An 80-question assessment, stuck in a spreadsheet
Lori runs a business course that opens with a self-assessment — around 80 questions covering where a student's business actually stands right now, each one rated for the student's current knowledge and priority. Students revisit the same sheet at the end of the course to see what moved. It had always lived in Excel, which meant a static grid: no views, no way to reorganize by priority, nothing that updated as the course progressed.
She wanted the same assessment inside an xTiles project as a working Collection instead — something students could filter, re-sort, and eventually view as more than a table. The path there is a straightforward CSV import, but three details in Excel decide whether the first attempt works cleanly or comes in scrambled.
Step 1: Clean up the spreadsheet before it ever touches xTiles
Two things need attention in Excel before exporting anything. First, delete any columns beyond your real data range — leftover filter columns, blank buffer columns, anything past the last column you actually use. Select those extra columns and remove them entirely rather than just clearing their contents, since the import reads whatever range Excel reports as having data, empty cells included.
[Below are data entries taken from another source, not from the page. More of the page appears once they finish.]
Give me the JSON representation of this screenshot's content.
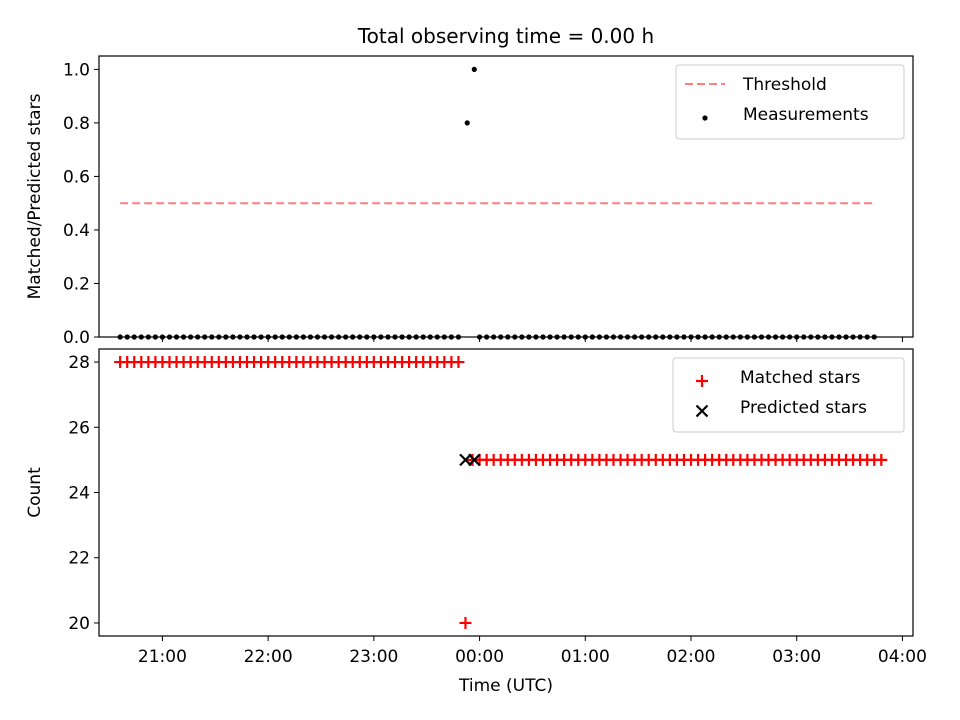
{
  "chart_data": {
    "title": "Total observing time = 0.00 h",
    "xlabel": "Time (UTC)",
    "x_units": "hours since 21:00 UTC reference (negative = before 21:00)",
    "xlim": [
      "20:24",
      "04:06"
    ],
    "xticks": [
      "21:00",
      "22:00",
      "23:00",
      "00:00",
      "01:00",
      "02:00",
      "03:00",
      "04:00"
    ],
    "panels": [
      {
        "type": "scatter",
        "ylabel": "Matched/Predicted stars",
        "ylim": [
          0.0,
          1.05
        ],
        "yticks": [
          "0.0",
          "0.2",
          "0.4",
          "0.6",
          "0.8",
          "1.0"
        ],
        "legend_position": "top-right",
        "threshold": {
          "name": "Threshold",
          "value": 0.5,
          "x_range": [
            "20:36",
            "03:44"
          ],
          "color": "#ff7f7f"
        },
        "series": [
          {
            "name": "Measurements",
            "marker": "dot",
            "color": "#000000",
            "segments": [
              {
                "from": "20:36",
                "to": "23:48",
                "step_minutes": 4,
                "y": 0.0
              },
              {
                "from": "00:00",
                "to": "03:44",
                "step_minutes": 4,
                "y": 0.0
              }
            ],
            "points": [
              {
                "x": "23:53",
                "y": 0.8
              },
              {
                "x": "23:57",
                "y": 1.0
              }
            ]
          }
        ]
      },
      {
        "type": "scatter",
        "ylabel": "Count",
        "ylim": [
          19.6,
          28.4
        ],
        "yticks": [
          "20",
          "22",
          "24",
          "26",
          "28"
        ],
        "legend_position": "top-right",
        "series": [
          {
            "name": "Matched stars",
            "marker": "plus",
            "color": "#ff0000",
            "segments": [
              {
                "from": "20:36",
                "to": "23:48",
                "step_minutes": 4,
                "y": 28
              },
              {
                "from": "23:56",
                "to": "03:48",
                "step_minutes": 4,
                "y": 25
              }
            ],
            "points": [
              {
                "x": "23:52",
                "y": 20
              }
            ]
          },
          {
            "name": "Predicted stars",
            "marker": "x",
            "color": "#000000",
            "segments": [],
            "points": [
              {
                "x": "23:52",
                "y": 25
              },
              {
                "x": "23:57",
                "y": 25
              }
            ]
          }
        ]
      }
    ]
  }
}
Second, and this is the one that actually determines whether the import looks right on the first try: column order in Excel becomes column order in xTiles. Whatever sits in column A becomes the first property, column B the second, and so on — there is no reordering step during import itself, so it has to be right going in.
The one column xTiles won't let you touch
Every xTiles Collection needs a unique identifying column, and it always becomes the first column — called Name by default. It is created automatically as plain text, and unlike every other column, you cannot delete it or change its property type. If your Excel sheet's first column is not the field you want acting as the unique row identifier, move the right one into column A before you export — trying to fix it after import means working around a locked field instead of a clean layout.
Look at column A. Is it the field that should uniquely identify each row — a question title, a client name, a task label? If not, move it there now. Everything else can be reorganized inside xTiles afterward; this one field is far easier to get right in Excel first.
Step 2: Export to CSV, then import as a Collection
Save as CSV
In Excel, go to File → Save a Copy (or Save As) and choose CSV as the file type. Save it somewhere you can find easily — you will need to browse to it again in the next step.
Open your project settings
Inside the xTiles project you want the assessment in, click the three-dot menu next to the project title and open project settings.
Choose Import
Select the import option and choose CSV as the source type.
Select your file
Browse to the CSV file you just saved and confirm. xTiles creates a new Collection automatically — no manual column setup required to get the data in.
Fix column types
Every imported column starts as plain text. Click a column header to change its property type — Select, Multi-select, Number, and so on — one click per column, matching whatever the data actually is.
If the columns land in a different order than expected, double-check the source file rather than fighting it inside xTiles — a hidden column in the original Excel sheet, still present in the export, is the most common cause.
One current limitation worth knowing before you import
If your spreadsheet has hyperlinked cells — Lori's assessment links each question out to a related worksheet — those links do not currently survive the CSV import; it's a known issue already on the list to fix. For now, treat imported link columns as plain text and expect to re-add the actual links by hand afterward if you need them clickable.
Once it's a Collection, it doesn't have to stay a table
The payoff for going through the import at all: a Collection is not locked to a spreadsheet-style grid. Add a new view and the same data can display as a Kanban board, or any other layout xTiles supports — useful for an assessment specifically, where sorting by priority or status matters more than reading down 80 rows in order.